Только мы сели обедать, как издалека послышался звук мотора. Через некоторое время я увидел, что к нам по тропинке идут гости. Это приехали Николай с Михаилом. Мы пригласили их за стол и налили ароматной ухи. Николай приехал из Зеленограда. На могилу деда. Его деда в 30-х годах сослали в эти места как «врага народа». В нескольких километрах от нашей деревни был лагерь, куда свозили людей, неугодных советской власти. Николай рассказал нам, что дед отказался вступать в колхоз, хотел жить, как и раньше, личным хозяйством. Тогда его арестовали и сослали куда-то, а куда – никто не знал. Николай писал в разные инстанции, но тщетно. Однажды ему повезло, и след деда нашёлся. Николай приехал в наши края и привёз большой металлический крест. На нижней табличке креста были выбиты фамилия и инициалы деда, на верхней – поминальные слова людям, которые попали не по своей воле в этот лагерь и умерли в нём. Тесть вспомнил, что лагерь тогда был открытым и деревенские могли свободно ходить по его территории, общаться с заключёнными. Ему было всего четыре года, как «зэки» его «украли». Мать с отцом обошли тогда весь лагерь, и нашли его в одном из бараков, где он вместе со всеми пил чай. Люди были оторваны от родных и брошены в незнакомые места умирать. У многих дома остались дети, которых они уже никогда не увидят и поэтому любой ребёнок был принят ими как родной. Тестю тогда надавали гостинцев и самодельных игрушек, всем хотелось с ним поговорить, сделать что-то приятное.

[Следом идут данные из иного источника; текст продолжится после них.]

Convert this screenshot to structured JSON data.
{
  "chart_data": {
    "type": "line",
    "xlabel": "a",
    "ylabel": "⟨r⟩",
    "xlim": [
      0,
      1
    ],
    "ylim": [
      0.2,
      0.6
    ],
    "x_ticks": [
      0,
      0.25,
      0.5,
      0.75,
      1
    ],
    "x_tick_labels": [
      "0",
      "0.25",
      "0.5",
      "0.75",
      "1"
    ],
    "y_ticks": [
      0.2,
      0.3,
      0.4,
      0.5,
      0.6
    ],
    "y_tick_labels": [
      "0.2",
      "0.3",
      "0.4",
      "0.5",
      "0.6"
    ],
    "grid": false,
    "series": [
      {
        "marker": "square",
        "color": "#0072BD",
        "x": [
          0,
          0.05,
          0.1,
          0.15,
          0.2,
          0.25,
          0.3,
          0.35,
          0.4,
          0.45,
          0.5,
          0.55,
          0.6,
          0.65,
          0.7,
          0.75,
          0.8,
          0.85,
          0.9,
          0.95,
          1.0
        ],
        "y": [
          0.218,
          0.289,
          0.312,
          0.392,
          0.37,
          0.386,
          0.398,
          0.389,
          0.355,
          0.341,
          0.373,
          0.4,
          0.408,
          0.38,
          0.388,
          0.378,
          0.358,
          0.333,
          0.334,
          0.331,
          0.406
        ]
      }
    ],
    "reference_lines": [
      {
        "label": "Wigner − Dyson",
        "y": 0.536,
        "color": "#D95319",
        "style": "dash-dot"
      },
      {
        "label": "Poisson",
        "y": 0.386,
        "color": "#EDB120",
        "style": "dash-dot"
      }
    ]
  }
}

Я слушал разговор про лагерь и снова вспомнил про рыбу, смотрящую на меня обречённо. Сосланные в лагерь люди и были как та рыба – вырванные из привычной среды и отправленные на верную смерть…
Михаил, проводник Николая по этим местам, уточнил у тестя детали маршрута, и они отправились дальше, нужно было успеть до темноты. Мы проводили их до лодки. Николай задумал поставить крест там, где были захоронения, а если не найдёт, то на самом высоком холме. Впервые за много лет в этих местах появится памятник жертвам репрессий, установленный обычным человеком. Настоящим человеком! Я уверен, что дед Николая гордится внуком, благодарно кивая ему с небес.
Мы возвращаемся в город. Дом насупленно смотрит на нас, он ожидал, что мы ещё погостим, но пока не получается. Мы собираем вещи, занавешиваем окна и запираем двери. Уже из лодки я оглядываюсь на дом. Он, словно собака на привязи, смотрит просящими глазами-окнами, прощается. Мне хочется подбежать к нему, обнять как человека и долго так стоять, обнявшись. Мы вернёмся. Слышишь?! Обязательно вернёмся!
Где-то снова кричит коростель, кукушка отсчитывает дни до новой встречи, а за лодкой стелется длинный, расходящийся по воде след.